Лента Мёбиуса, или Ничего кроме правды. Устный дневник женщины без претензий — страница 62 из 95

– Срочно готовим свадьбу! – в восторге кричал он.

С ума сошёл: какая свадьба? Ещё урна не захоронена. Отрезала:

– Обойдёмся загсом.

– Как скажешь, – безропотно согласился будущий папаша.

Так я второй раз вышла замуж, опять не надев фаты. Чтобы сделать Кириллу приятное, фамилию поменяла – в быту практичнее. Однако, представляясь новым знакомым, по-прежнему говорю: Ксения Орленина. Муж терпит. Спрашивает шутливо:

– Моя фамилия тебя смущает? Такая весёленькая.

– Слишком кулинарная.

– У тебя приятельница – Груздева.

– Однако же не Свинушкина, хотя и тот и другой гриб очень неплох в засолке.

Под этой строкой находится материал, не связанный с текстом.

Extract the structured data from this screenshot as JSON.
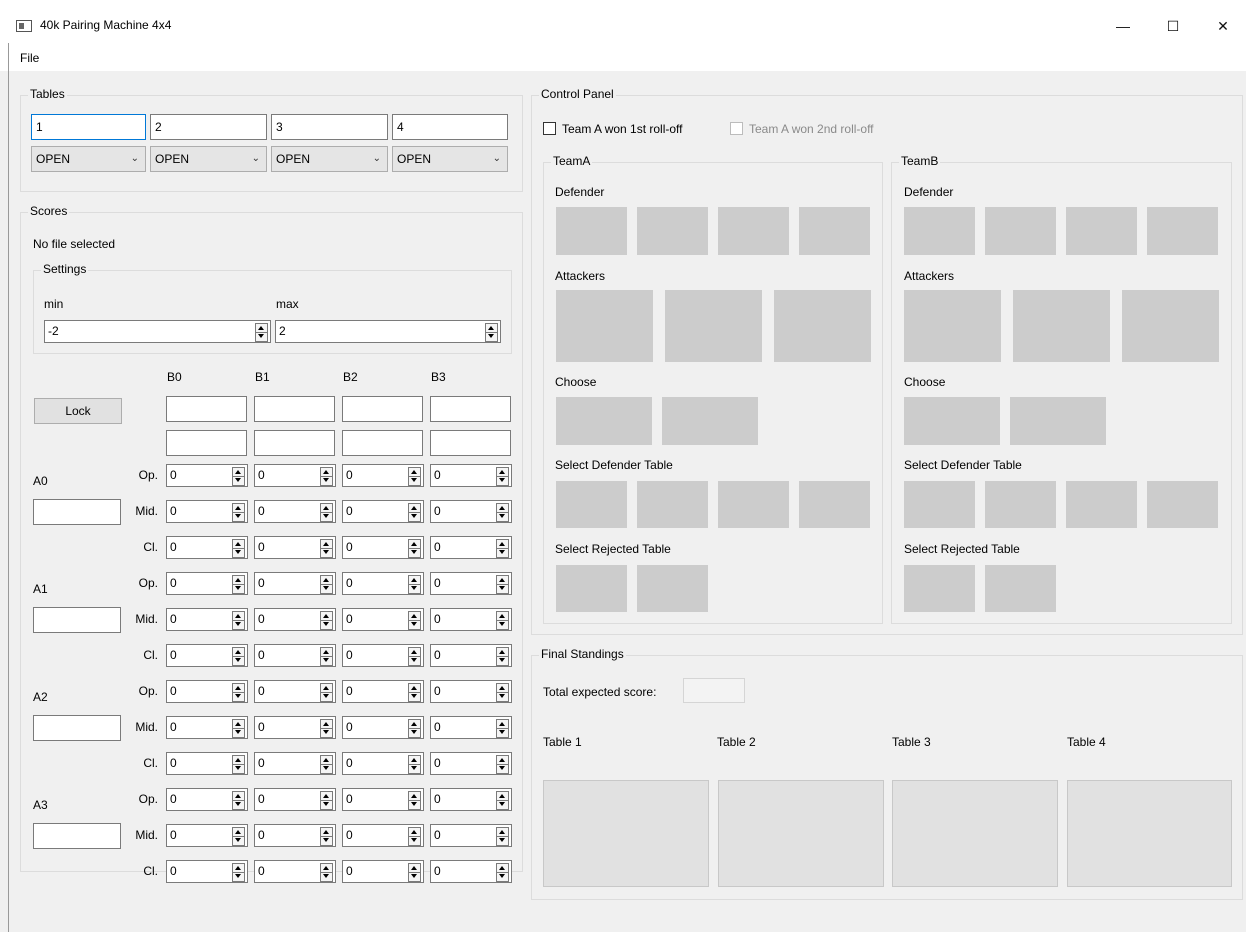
{
  "window": {
    "title": "40k Pairing Machine 4x4",
    "minimize_icon": "minimize-icon",
    "maximize_icon": "maximize-icon",
    "close_icon": "close-icon"
  },
  "menu": {
    "file": "File"
  },
  "tables": {
    "group_title": "Tables",
    "names": [
      "1",
      "2",
      "3",
      "4"
    ],
    "statuses": [
      "OPEN",
      "OPEN",
      "OPEN",
      "OPEN"
    ]
  },
  "scores": {
    "group_title": "Scores",
    "file_status": "No file selected",
    "settings": {
      "group_title": "Settings",
      "min_label": "min",
      "max_label": "max",
      "min_value": "-2",
      "max_value": "2"
    },
    "lock_label": "Lock",
    "columns": [
      "B0",
      "B1",
      "B2",
      "B3"
    ],
    "b_names_row1": [
      "",
      "",
      "",
      ""
    ],
    "b_names_row2": [
      "",
      "",
      "",
      ""
    ],
    "rows": [
      {
        "label": "A0",
        "name": "",
        "op_label": "Op.",
        "mid_label": "Mid.",
        "cl_label": "Cl.",
        "op": [
          "0",
          "0",
          "0",
          "0"
        ],
        "mid": [
          "0",
          "0",
          "0",
          "0"
        ],
        "cl": [
          "0",
          "0",
          "0",
          "0"
        ]
      },
      {
        "label": "A1",
        "name": "",
        "op_label": "Op.",
        "mid_label": "Mid.",
        "cl_label": "Cl.",
        "op": [
          "0",
          "0",
          "0",
          "0"
        ],
        "mid": [
          "0",
          "0",
          "0",
          "0"
        ],
        "cl": [
          "0",
          "0",
          "0",
          "0"
        ]
      },
      {
        "label": "A2",
        "name": "",
        "op_label": "Op.",
        "mid_label": "Mid.",
        "cl_label": "Cl.",
        "op": [
          "0",
          "0",
          "0",
          "0"
        ],
        "mid": [
          "0",
          "0",
          "0",
          "0"
        ],
        "cl": [
          "0",
          "0",
          "0",
          "0"
        ]
      },
      {
        "label": "A3",
        "name": "",
        "op_label": "Op.",
        "mid_label": "Mid.",
        "cl_label": "Cl.",
        "op": [
          "0",
          "0",
          "0",
          "0"
        ],
        "mid": [
          "0",
          "0",
          "0",
          "0"
        ],
        "cl": [
          "0",
          "0",
          "0",
          "0"
        ]
      }
    ]
  },
  "control_panel": {
    "group_title": "Control Panel",
    "rolloff1_label": "Team A won 1st roll-off",
    "rolloff1_checked": false,
    "rolloff2_label": "Team A won 2nd roll-off",
    "rolloff2_checked": false,
    "rolloff2_enabled": false,
    "team_a": {
      "group_title": "TeamA",
      "defender": "Defender",
      "attackers": "Attackers",
      "choose": "Choose",
      "select_defender_table": "Select Defender Table",
      "select_rejected_table": "Select Rejected Table"
    },
    "team_b": {
      "group_title": "TeamB",
      "defender": "Defender",
      "attackers": "Attackers",
      "choose": "Choose",
      "select_defender_table": "Select Defender Table",
      "select_rejected_table": "Select Rejected Table"
    }
  },
  "final_standings": {
    "group_title": "Final Standings",
    "total_label": "Total expected score:",
    "total_value": "",
    "tables": [
      "Table 1",
      "Table 2",
      "Table 3",
      "Table 4"
    ]
  }
}
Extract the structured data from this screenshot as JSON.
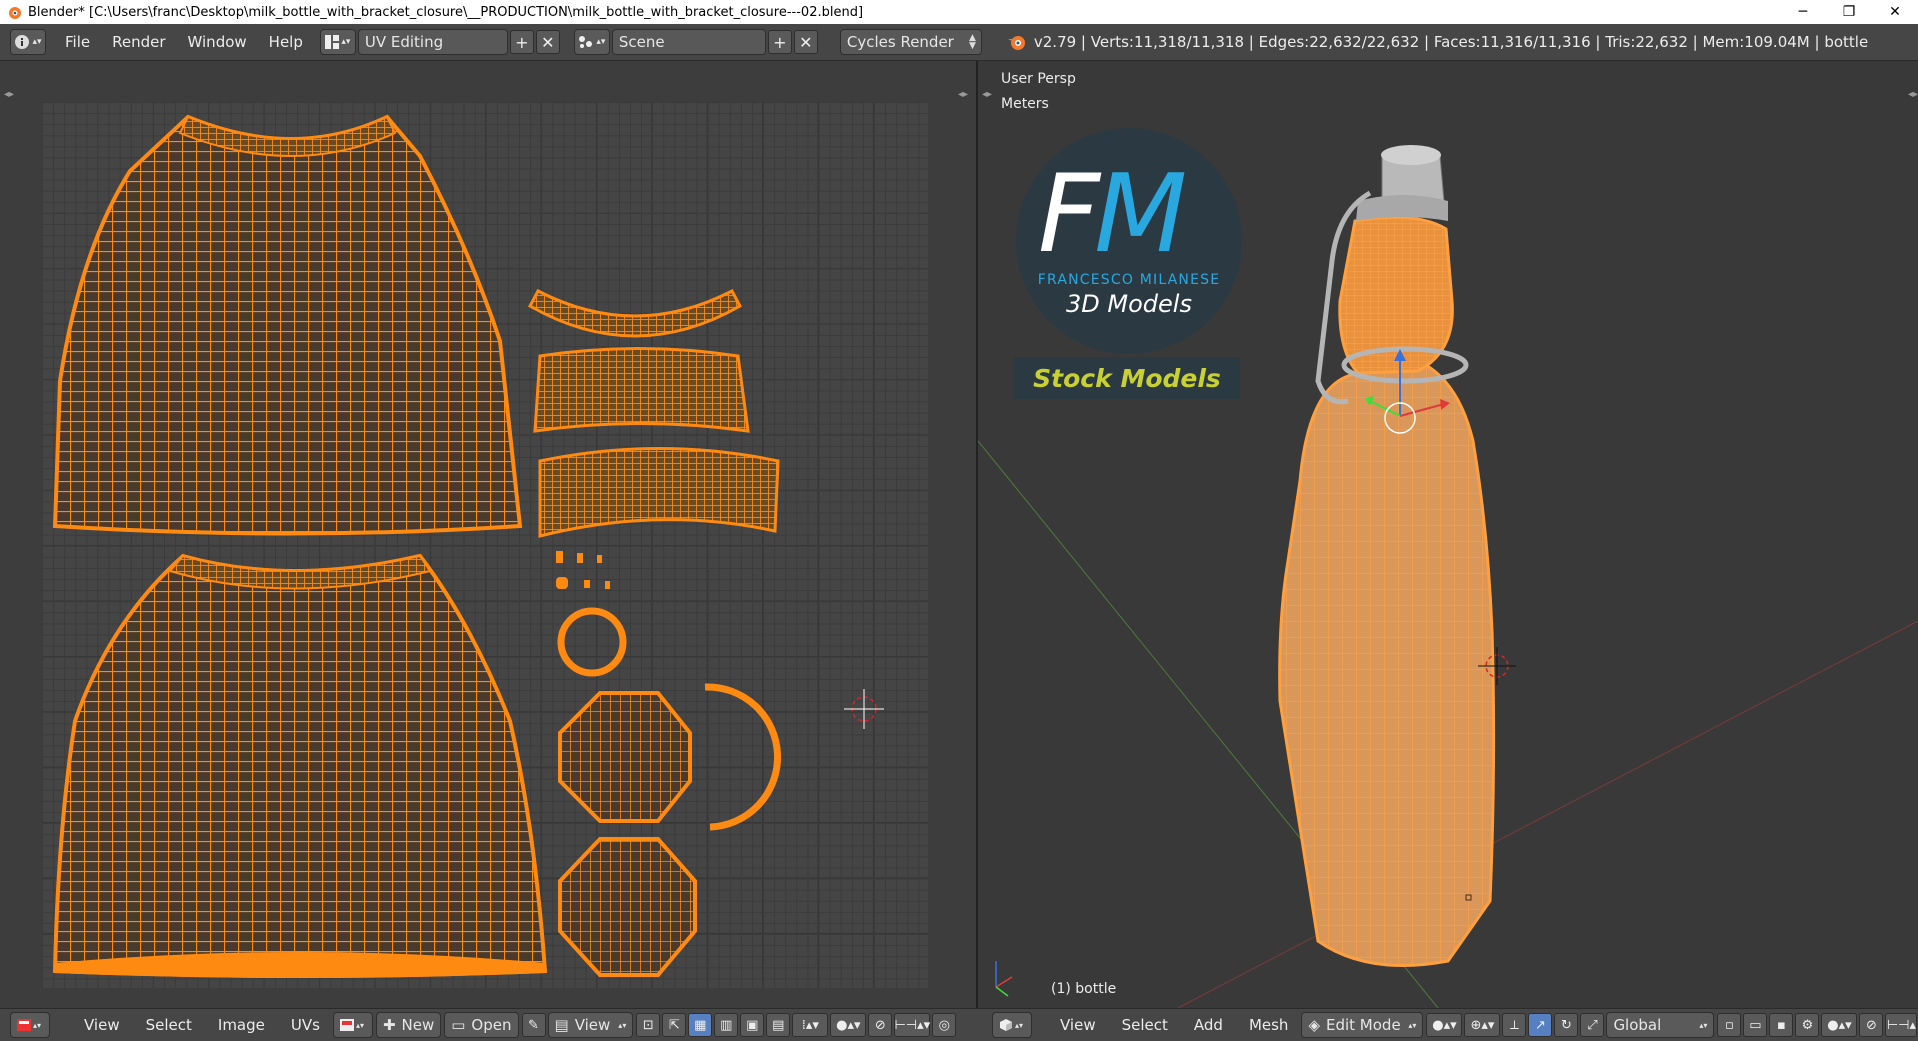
{
  "window": {
    "title": "Blender* [C:\\Users\\franc\\Desktop\\milk_bottle_with_bracket_closure\\__PRODUCTION\\milk_bottle_with_bracket_closure---02.blend]",
    "minimize": "─",
    "restore": "❐",
    "close": "✕"
  },
  "topbar": {
    "menus": [
      "File",
      "Render",
      "Window",
      "Help"
    ],
    "screen_layout": "UV Editing",
    "scene": "Scene",
    "render_engine": "Cycles Render",
    "stats": "v2.79 | Verts:11,318/11,318 | Edges:22,632/22,632 | Faces:11,316/11,316 | Tris:22,632 | Mem:109.04M | bottle"
  },
  "viewport": {
    "view_label": "User Persp",
    "units_label": "Meters",
    "object_label": "(1) bottle"
  },
  "watermark": {
    "letter_f": "F",
    "letter_m": "M",
    "name": "FRANCESCO MILANESE",
    "subtitle": "3D Models",
    "stock": "Stock Models"
  },
  "uv_bottombar": {
    "menus": [
      "View",
      "Select",
      "Image",
      "UVs"
    ],
    "new_label": "New",
    "open_label": "Open",
    "view_label": "View"
  },
  "view3d_bottombar": {
    "menus": [
      "View",
      "Select",
      "Add",
      "Mesh"
    ],
    "mode": "Edit Mode",
    "orientation": "Global"
  },
  "colors": {
    "uv_orange": "#ff8a12",
    "mesh_orange": "#ffa040",
    "selected_blue": "#5680c2"
  }
}
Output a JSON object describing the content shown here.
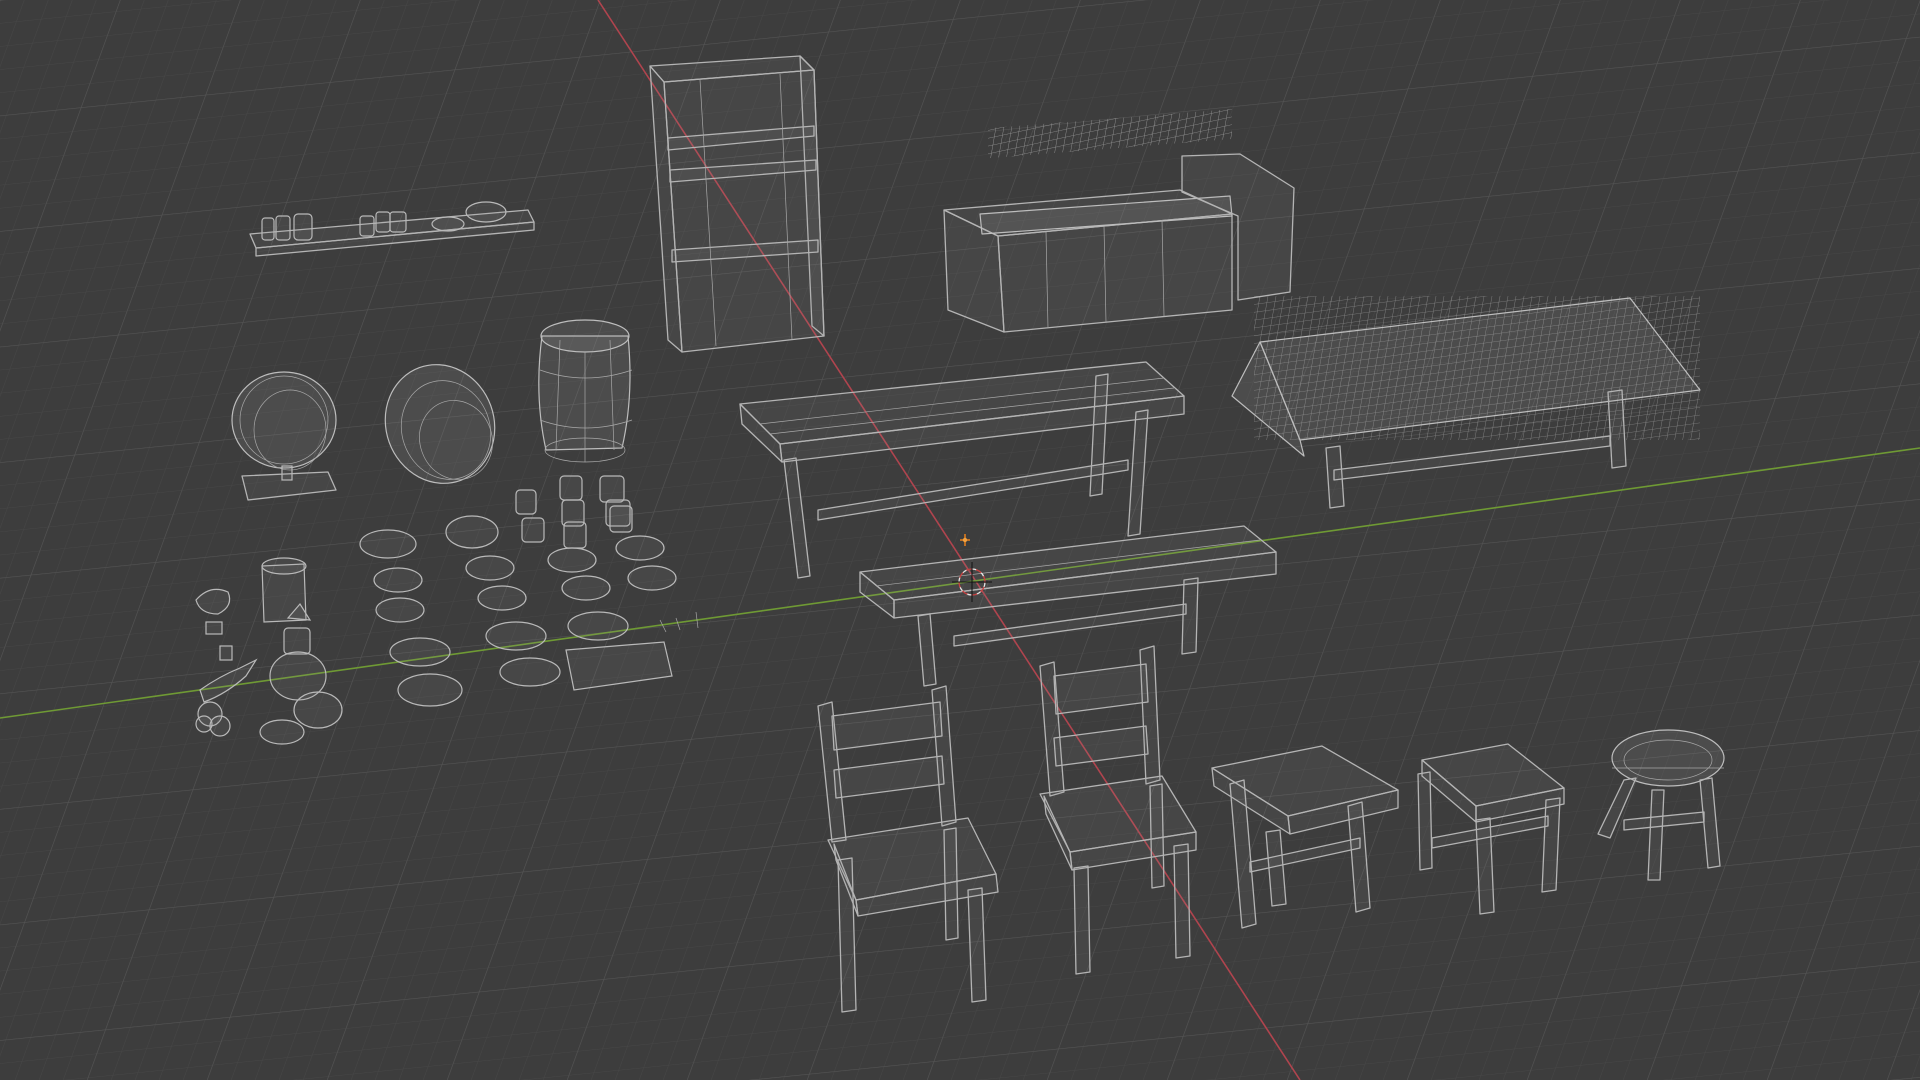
{
  "app": "3D Viewport",
  "view": {
    "shading": "wireframe",
    "grid": true
  },
  "colors": {
    "background": "#3d3d3d",
    "grid_minor": "#464646",
    "grid_major": "#525252",
    "x_axis": "#b0444e",
    "y_axis": "#6f9a34",
    "wire": "#b4b4b4",
    "origin": "#e07b1b"
  },
  "objects": [
    "shelf-with-mugs",
    "bookcase",
    "bar-counter",
    "barrel-on-stand",
    "barrel-tilted",
    "barrel-upright",
    "bench-long",
    "table-with-tablecloth",
    "bench-front",
    "chair-left",
    "chair-right",
    "stool-bench-small",
    "stool-square",
    "stool-round",
    "mugs-cluster",
    "bowls-and-plates",
    "food-props"
  ]
}
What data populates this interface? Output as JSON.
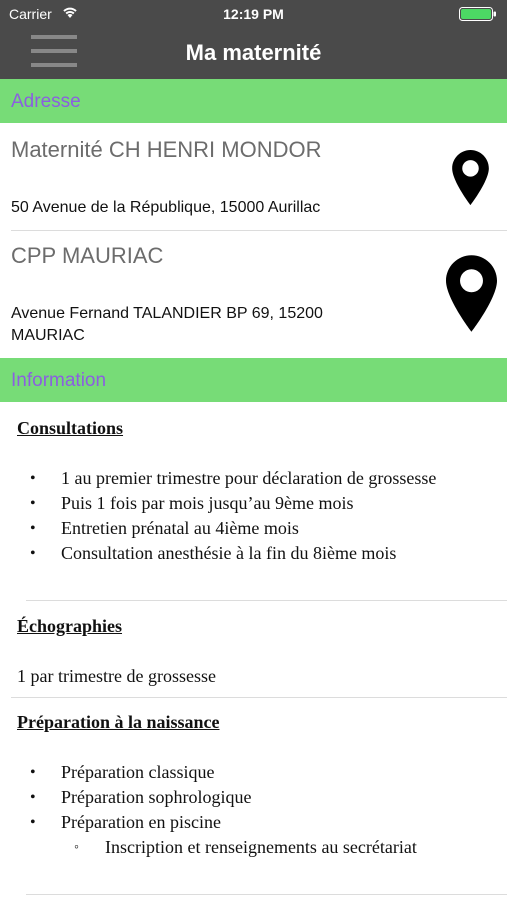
{
  "status_bar": {
    "carrier": "Carrier",
    "time": "12:19 PM",
    "battery_color": "#4cd964"
  },
  "nav": {
    "title": "Ma maternité",
    "menu_icon": "hamburger-menu-icon"
  },
  "sections": {
    "address_header": "Adresse",
    "information_header": "Information"
  },
  "addresses": [
    {
      "name": "Maternité CH HENRI MONDOR",
      "street": "50 Avenue de la République, 15000 Aurillac",
      "icon": "map-pin-icon"
    },
    {
      "name": "CPP MAURIAC",
      "street": "Avenue Fernand TALANDIER BP 69, 15200 MAURIAC",
      "icon": "map-pin-icon"
    }
  ],
  "information": {
    "consultations": {
      "heading": "Consultations",
      "items": [
        "1 au premier trimestre pour déclaration de grossesse",
        "Puis 1 fois par mois jusqu’au 9ème mois",
        "Entretien prénatal au 4ième mois",
        "Consultation anesthésie à la fin du 8ième mois"
      ]
    },
    "echographies": {
      "heading": "Échographies",
      "text": "1 par trimestre de grossesse"
    },
    "preparation": {
      "heading": "Préparation à la naissance",
      "items": [
        "Préparation classique",
        "Préparation sophrologique",
        "Préparation en piscine"
      ],
      "sub_items": [
        "Inscription et renseignements au secrétariat"
      ]
    }
  },
  "colors": {
    "nav_background": "#4a4a4a",
    "section_background": "#77dc77",
    "section_text": "#8b5fe0"
  }
}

– Родись пораньше, ты могла бы стать Ягодой.

– Уж лучше Клюквой.

Кирилл закончил спорить, не уловив разницы между страшным и смешным. И вообще, дело не в ассоциациях. Нелепых фамилий много, но в нашем сознании они давно перестали быть предметными. Мы же не воображаем пушку, когда говорим об Александре Сергеевиче, его Онегин совсем не ассоциируется с рекой. Поленов – не полено, Безухов – с ушами, Ломоносов носов не ломал, а Сухово-Кобылин вообще ни в какие ворота не лезет. И этот чужой мужик тоже давно сроднился со своим украинским блюдом. Но я не привыкну никогда. К новой фамилии или к новому мужу? После изящного, всегда юного Дона, крупный, грузный Кирилл кажется старым. В первую нашу встречу ему было тридцать, теперь, наверное, сорок с поросячьим хвостиком. Но с этим человеком легко. Впервые в жизни в присутствии мужчины, который нравится, у меня не кружится голова, не тошнит и не бьёт колотун.

Известие, что я вышла замуж за своего лечащего врача, да ещё не спросив совета, не представив жениха, отец воспринял ещё хуже, чем брак с Доном. Все мои возлюбленные не нравились папе. Причём, предыдущий, им же отвергнутый, вдруг оказывался лучше нынешнего. Не мог побороть естественное неприятие другого поколения и другого мировоззрения или это была элементарная ревность? Он всегда ощущал себя правым, даже когда обманывал и предавал.

– Тот, по крайней мере, был музыкант, за границу ездил, а этот – ничтожный лекаришко, – сказал отец с брезгливым сожалением.

По выработанной годами привычке, Крокодилица мужу возразила, одновременно осуждая мой выбор:

– Нет, отчего же? Врач в семье полезен. Но специальность? Говорят, что психиатры сплошь ненормальные.

– Вам-то какая печаль? – вяло вскинулась я.

– На что жить будете? – уточнил папа.

– С голоду не помрём. У тебя не попрошу.

– Стыдно. Совсем потеряла чувство избранности.

Я взвилась уже всерьёз:

– И в чём же оно состоит? Родителям своим ты до сих пор приличный памятник не поставил.

– Зачем привлекать внимание зевак: умерли и умерли, кому надо, тот знает.

– Вот ты – знаешь. Поэтому в день поминовения на могилу не ездишь?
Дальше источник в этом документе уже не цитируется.